Rodney Williams

Profile
- Position: Tight end

Personal information
- Born: April 8, 1998 (age 28) Memphis, Tennessee, U.S.
- Listed height: 6 ft 4 in (1.93 m)
- Listed weight: 235 lb (107 kg)

Career information
- High school: Germantown (TN)
- College: UT Martin (2016–2021)
- NFL draft: 2022: undrafted

Career history
- Denver Broncos (2022)*; Pittsburgh Steelers (2022–2024);
- * Offseason or practice squad member only

Career NFL statistics as of Week 2, 2024
- Total tackles: 6
- Stats at Pro Football Reference

= Rodney Williams (tight end) =

American football player (born 1998)

Rodney Williams II (born April 8, 1998) is an American professional football tight end. He played college football for the UT Martin Skyhawks and was signed by the Denver Broncos as an undrafted free agent in .

== Early life ==
Williams was born on April 28, 1998, in Memphis, Tennessee. He attended Germantown High School and was a standout athlete in football, basketball and track. He was an all-metro and all-district selection in football and won both the regional and state championship in high jumping. He committed to play college football for the UT Martin Skyhawks.

== College career ==
Williams began his collegiate career as a wide receiver. He appeared in eight games as a true freshman at UT Martin in 2016, recording four receptions for 78 yards. He appeared in 10 games with four catches for 32 yards in 2017 before totaling 23 receptions for 252 yards in 2018 while seeing his first action as a starter. He redshirted due to an injury in 2019 after having appeared in four games with nine catches for 111 yards. Williams switched to tight end in the 2020–21 season and was selected second-team FCS All-American after recording 30 catches for 327 yards and four touchdowns. He was a second-team all-conference selection in his final year, the fall 2021 season, in which he tallied 29 receptions for 417 yards and three touchdowns. He finished ninth in UT Martin history for receptions with 99, also having posted 1,217 receiving yards and seven touchdowns.

== Professional career ==

Pre-draft measurables
| Height | Weight | Arm length | Hand span | 40-yard dash | 10-yard split | 20-yard split | 20-yard shuttle | Three-cone drill | Vertical jump | Broad jump | Bench press |
| 6 ft 3+1⁄4 in (1.91 m) | 235 lb (107 kg) | 33+7⁄8 in (0.86 m) | 9 in (0.23 m) | 4.55 s | 1.52 s | 2.52 s | 4.16 s | 7.44 s | 40.5 in (1.03 m) | 10 ft 10 in (3.30 m) | 21 reps |
All values from Pro Day

=== Denver Broncos ===
After going unselected in the 2022 NFL draft, Williams was signed by the Denver Broncos as an undrafted free agent. He was waived on August 16, 2022.

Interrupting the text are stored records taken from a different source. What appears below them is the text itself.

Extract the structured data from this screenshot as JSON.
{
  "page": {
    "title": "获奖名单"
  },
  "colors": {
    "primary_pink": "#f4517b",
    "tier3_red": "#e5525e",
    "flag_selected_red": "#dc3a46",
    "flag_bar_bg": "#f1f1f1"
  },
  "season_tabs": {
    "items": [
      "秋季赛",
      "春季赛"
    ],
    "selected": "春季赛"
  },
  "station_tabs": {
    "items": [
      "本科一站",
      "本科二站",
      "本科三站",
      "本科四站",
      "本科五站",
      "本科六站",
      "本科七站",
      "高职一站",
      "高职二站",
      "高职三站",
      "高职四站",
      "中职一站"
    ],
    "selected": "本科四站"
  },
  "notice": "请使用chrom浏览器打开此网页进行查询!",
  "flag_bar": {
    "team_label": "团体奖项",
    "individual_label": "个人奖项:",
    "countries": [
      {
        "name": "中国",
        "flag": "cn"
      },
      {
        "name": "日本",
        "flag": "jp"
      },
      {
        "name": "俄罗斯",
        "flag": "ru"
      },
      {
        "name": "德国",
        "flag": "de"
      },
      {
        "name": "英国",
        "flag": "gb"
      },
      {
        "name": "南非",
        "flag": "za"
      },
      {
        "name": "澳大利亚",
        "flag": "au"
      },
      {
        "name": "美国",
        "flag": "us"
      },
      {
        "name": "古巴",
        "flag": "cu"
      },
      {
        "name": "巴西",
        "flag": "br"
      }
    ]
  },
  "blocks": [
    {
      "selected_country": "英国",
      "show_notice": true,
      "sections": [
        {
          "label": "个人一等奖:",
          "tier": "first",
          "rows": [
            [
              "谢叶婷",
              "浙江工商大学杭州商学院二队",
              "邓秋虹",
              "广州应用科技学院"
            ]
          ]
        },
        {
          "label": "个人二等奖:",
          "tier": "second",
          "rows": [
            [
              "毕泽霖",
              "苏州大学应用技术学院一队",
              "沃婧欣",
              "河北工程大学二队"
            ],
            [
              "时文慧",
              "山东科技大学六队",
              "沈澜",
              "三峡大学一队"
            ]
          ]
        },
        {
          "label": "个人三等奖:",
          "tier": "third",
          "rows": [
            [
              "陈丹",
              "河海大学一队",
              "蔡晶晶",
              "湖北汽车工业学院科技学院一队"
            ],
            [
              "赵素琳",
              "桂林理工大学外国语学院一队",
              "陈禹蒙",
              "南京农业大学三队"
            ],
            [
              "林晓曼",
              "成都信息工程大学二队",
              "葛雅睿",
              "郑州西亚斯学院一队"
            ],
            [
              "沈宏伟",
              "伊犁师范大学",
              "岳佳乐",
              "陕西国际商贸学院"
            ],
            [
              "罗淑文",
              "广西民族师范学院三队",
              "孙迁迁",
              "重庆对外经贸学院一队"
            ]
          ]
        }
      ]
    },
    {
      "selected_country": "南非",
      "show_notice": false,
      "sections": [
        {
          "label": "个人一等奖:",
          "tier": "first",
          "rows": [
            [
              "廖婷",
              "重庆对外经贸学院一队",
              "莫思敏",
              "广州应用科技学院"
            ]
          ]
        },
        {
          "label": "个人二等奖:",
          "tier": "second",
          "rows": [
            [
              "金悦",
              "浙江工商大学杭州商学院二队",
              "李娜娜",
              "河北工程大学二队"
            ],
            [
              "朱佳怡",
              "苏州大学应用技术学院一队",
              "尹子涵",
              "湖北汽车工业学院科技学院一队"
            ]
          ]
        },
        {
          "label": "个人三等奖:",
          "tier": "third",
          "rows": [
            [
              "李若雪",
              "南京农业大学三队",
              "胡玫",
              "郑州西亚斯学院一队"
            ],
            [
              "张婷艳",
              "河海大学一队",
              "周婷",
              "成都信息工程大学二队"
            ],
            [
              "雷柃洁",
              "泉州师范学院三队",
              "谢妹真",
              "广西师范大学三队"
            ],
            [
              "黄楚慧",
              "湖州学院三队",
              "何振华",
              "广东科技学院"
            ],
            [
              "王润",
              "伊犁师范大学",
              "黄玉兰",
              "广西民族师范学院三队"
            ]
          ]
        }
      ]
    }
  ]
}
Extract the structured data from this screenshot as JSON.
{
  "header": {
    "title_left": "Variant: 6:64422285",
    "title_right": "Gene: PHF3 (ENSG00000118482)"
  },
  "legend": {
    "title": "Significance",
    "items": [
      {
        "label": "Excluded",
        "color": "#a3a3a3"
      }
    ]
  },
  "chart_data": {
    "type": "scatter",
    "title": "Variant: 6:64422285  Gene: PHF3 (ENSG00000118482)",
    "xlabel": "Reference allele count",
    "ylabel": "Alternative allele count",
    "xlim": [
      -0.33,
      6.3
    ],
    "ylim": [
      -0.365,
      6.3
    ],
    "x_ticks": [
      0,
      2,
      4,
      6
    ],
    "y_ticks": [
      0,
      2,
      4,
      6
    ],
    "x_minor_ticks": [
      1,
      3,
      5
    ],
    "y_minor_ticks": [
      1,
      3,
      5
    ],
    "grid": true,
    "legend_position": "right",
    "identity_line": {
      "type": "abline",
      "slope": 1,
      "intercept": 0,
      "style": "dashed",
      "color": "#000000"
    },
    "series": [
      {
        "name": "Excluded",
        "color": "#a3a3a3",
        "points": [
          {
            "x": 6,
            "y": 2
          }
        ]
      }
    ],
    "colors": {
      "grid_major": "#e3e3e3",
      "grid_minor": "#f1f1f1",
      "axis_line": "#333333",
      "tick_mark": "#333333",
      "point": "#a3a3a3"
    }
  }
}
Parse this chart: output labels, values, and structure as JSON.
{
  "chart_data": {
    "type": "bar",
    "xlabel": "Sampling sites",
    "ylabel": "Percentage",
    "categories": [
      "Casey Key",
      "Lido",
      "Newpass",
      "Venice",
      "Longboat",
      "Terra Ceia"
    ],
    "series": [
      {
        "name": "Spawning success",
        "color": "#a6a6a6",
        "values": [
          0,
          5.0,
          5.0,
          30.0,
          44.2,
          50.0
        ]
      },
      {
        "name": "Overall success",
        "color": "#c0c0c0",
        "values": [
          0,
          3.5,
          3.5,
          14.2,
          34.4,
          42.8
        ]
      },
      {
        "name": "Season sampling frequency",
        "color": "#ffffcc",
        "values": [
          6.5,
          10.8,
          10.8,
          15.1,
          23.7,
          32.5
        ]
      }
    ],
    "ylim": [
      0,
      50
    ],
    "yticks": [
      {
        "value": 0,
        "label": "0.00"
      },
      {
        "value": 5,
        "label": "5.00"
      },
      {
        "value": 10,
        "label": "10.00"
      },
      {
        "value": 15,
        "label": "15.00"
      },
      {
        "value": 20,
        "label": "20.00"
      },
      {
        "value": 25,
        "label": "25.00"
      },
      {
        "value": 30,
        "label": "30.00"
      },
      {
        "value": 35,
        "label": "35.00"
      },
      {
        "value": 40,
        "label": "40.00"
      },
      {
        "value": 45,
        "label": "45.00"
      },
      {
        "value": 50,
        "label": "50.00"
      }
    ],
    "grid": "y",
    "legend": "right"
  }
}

=== Pittsburgh Steelers ===
On September 13, 2022, Williams was signed to the practice squad of the Pittsburgh Steelers. He signed a reserve/future contract on January 10, 2023. He was waived on August 29, 2023, and re-signed to the practice squad the next day. He was promoted to the active roster on October 4, after an injury to Pat Freiermuth.
During week 5 against the Baltimore Ravens, Williams nearly recovered a punt blocked by teammate Miles Killebrew as it rolled out of the endzone for a safety to help the Steelers win 17–10.

Williams was waived by the Steelers on August 27, 2024, and re-signed to the practice squad. He was promoted to the active roster on September 18. He was waived on November 5.